Essas histórias não têm heróis nem vilões. Só gente cansada, com olheiras profundas e sorrisos curtos. Gente que ainda se dá ao luxo de amar quem já esqueceu até como se engole.

Cuidar, no Brasil, virou um verbo conjugado no singular. “Eu cuido”. O Estado, por exemplo, não cuida. O plano de saúde, muito menos. Os vizinhos? Estão ocupados demais caindo nos reels de “liberdade” ou nas lives de coaching sobre como se amar mais e cuidar menos dos outros.

Um dos relatos mais doces — e por isso mais tristes — dizia: “Cuidar é uma experiência grandiosa na qual cabem luz e sombra”. Não sei se era uma cuidadora ou um monge tibetano.
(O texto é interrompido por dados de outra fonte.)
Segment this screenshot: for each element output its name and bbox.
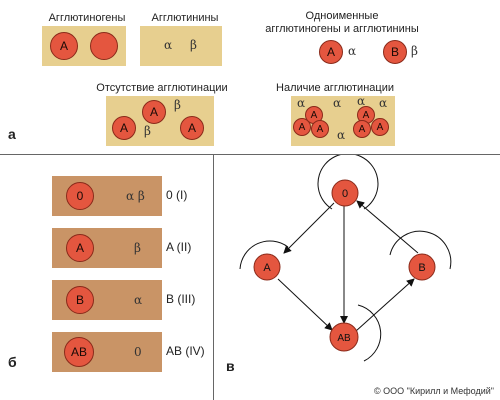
- edge-ab-to-b: [355, 278, 415, 332]
- group-0-label: 0 (I): [166, 188, 188, 202]
- group-row-0: 0 α β: [52, 176, 162, 216]
- self-loop-b: [389, 230, 452, 270]
- absence-label: Отсутствие агглютинации: [96, 82, 228, 94]
- agglutinins-panel: α β: [140, 26, 222, 66]
- group-a-label: A (II): [166, 240, 192, 254]
- group-a-antigen: A: [66, 234, 94, 262]
- group-row-a: A β: [52, 228, 162, 268]
- svg-text:B: B: [418, 262, 425, 274]
- section-v-letter: в: [226, 358, 235, 374]
- antigen-a-circle: A: [50, 32, 78, 60]
- same-name-beta: β: [411, 44, 418, 58]
- group-0-antigen: 0: [66, 182, 94, 210]
- group-ab-antibodies: 0: [134, 345, 142, 359]
- presence-alpha-5: α: [337, 128, 346, 142]
- edge-0-to-a: [283, 202, 335, 254]
- same-name-label: Одноименные агглютиногены и агглютинины: [265, 10, 419, 35]
- group-b-antigen: B: [66, 286, 94, 314]
- same-name-antigen-b: B: [383, 40, 407, 64]
- absence-antigen-a-3: A: [180, 116, 204, 140]
- section-a-letter: а: [8, 126, 16, 142]
- presence-antigen-a-3: A: [311, 120, 329, 138]
- edge-0-to-b: [356, 200, 419, 254]
- group-row-ab: AB 0: [52, 332, 162, 372]
- copyright-credit: © ООО "Кирилл и Мефодий": [374, 386, 494, 396]
- node-b: B: [408, 253, 436, 281]
- presence-antigen-a-2: A: [305, 106, 323, 124]
- absence-panel: A A A β β: [106, 96, 214, 146]
- absence-antigen-a-1: A: [112, 116, 136, 140]
- absence-beta-1: β: [174, 98, 181, 112]
- svg-text:A: A: [263, 262, 271, 274]
- presence-antigen-a-1: A: [293, 118, 311, 136]
- transfusion-diagram: 0 A B AB: [239, 155, 452, 362]
- group-0-antibodies: α β: [126, 189, 145, 203]
- presence-alpha-1: α: [297, 96, 306, 110]
- beta-symbol: β: [190, 38, 197, 52]
- presence-alpha-3: α: [357, 94, 366, 108]
- self-loop-a: [239, 240, 289, 270]
- node-a: A: [253, 253, 281, 281]
- absence-antigen-a-2: A: [142, 100, 166, 124]
- alpha-symbol: α: [164, 38, 173, 52]
- group-ab-label: AB (IV): [166, 344, 205, 358]
- group-row-b: B α: [52, 280, 162, 320]
- presence-label: Наличие агглютинации: [276, 82, 394, 94]
- presence-alpha-2: α: [333, 96, 342, 110]
- group-b-label: B (III): [166, 292, 196, 306]
- absence-beta-2: β: [144, 124, 151, 138]
- presence-antigen-a-5: A: [353, 120, 371, 138]
- same-name-antigen-a: A: [319, 40, 343, 64]
- node-ab: AB: [329, 322, 359, 352]
- presence-antigen-a-6: A: [371, 118, 389, 136]
- same-name-alpha: α: [348, 44, 357, 58]
- antigen-blank-circle: [90, 32, 118, 60]
- horizontal-divider: [0, 154, 500, 155]
- node-0: 0: [331, 179, 359, 207]
- presence-alpha-4: α: [379, 96, 388, 110]
- presence-panel: A A A A A A α α α α α: [291, 94, 395, 146]
- svg-text:0: 0: [342, 188, 348, 200]
- self-loop-0: [317, 155, 379, 210]
- agglutinogens-panel: A: [42, 26, 126, 66]
- agglutinogens-label: Агглютиногены: [48, 12, 126, 24]
- vertical-divider: [213, 154, 214, 400]
- edge-a-to-ab: [277, 278, 333, 331]
- group-a-antibodies: β: [134, 241, 141, 255]
- section-b-letter: б: [8, 354, 17, 370]
- self-loop-ab: [357, 304, 382, 362]
- svg-text:AB: AB: [337, 333, 351, 344]
- group-b-antibodies: α: [134, 293, 143, 307]
- group-ab-antigen: AB: [64, 337, 94, 367]
- agglutinins-label: Агглютинины: [151, 12, 219, 24]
Talvez cuidar seja isso mesmo: uma forma secreta de religião, onde não há hóstia, só sopa morna. Não há cântico, só o sussurro: “Tá tudo bem, tô aqui”.

O que me espanta é que esse Brasil que cuida não pede nada. Nem manchete, nem medalha, nem um 14º salário por tempo de banho. Eles só querem que a maçaneta do banheiro seja mais baixa, que a fila do INSS ande, que o médico escute. E, quem sabe, uma cadeira confortável para quando a coluna ameaçar se aposentar antes deles.

Quando a gente vê o noticiário dizendo que o Congresso quer anistiar golpista, que o ministro quer zerar a conta de luz sem combinar com a matemática, que a verba das emendas tá pagando psicólogo em Miami, dá vontade de gritar: “Ei! Tem gente aqui!”

Mas ninguém ouve. Porque o Brasil que cuida, cuida em silêncio.

E como disse uma leitora de Valinhos: “Precisa pensar a vida de alguém no nível mais básico de sua existência”.

Sim, minha senhora. E talvez pensar também no nível mais básico da nossa decência.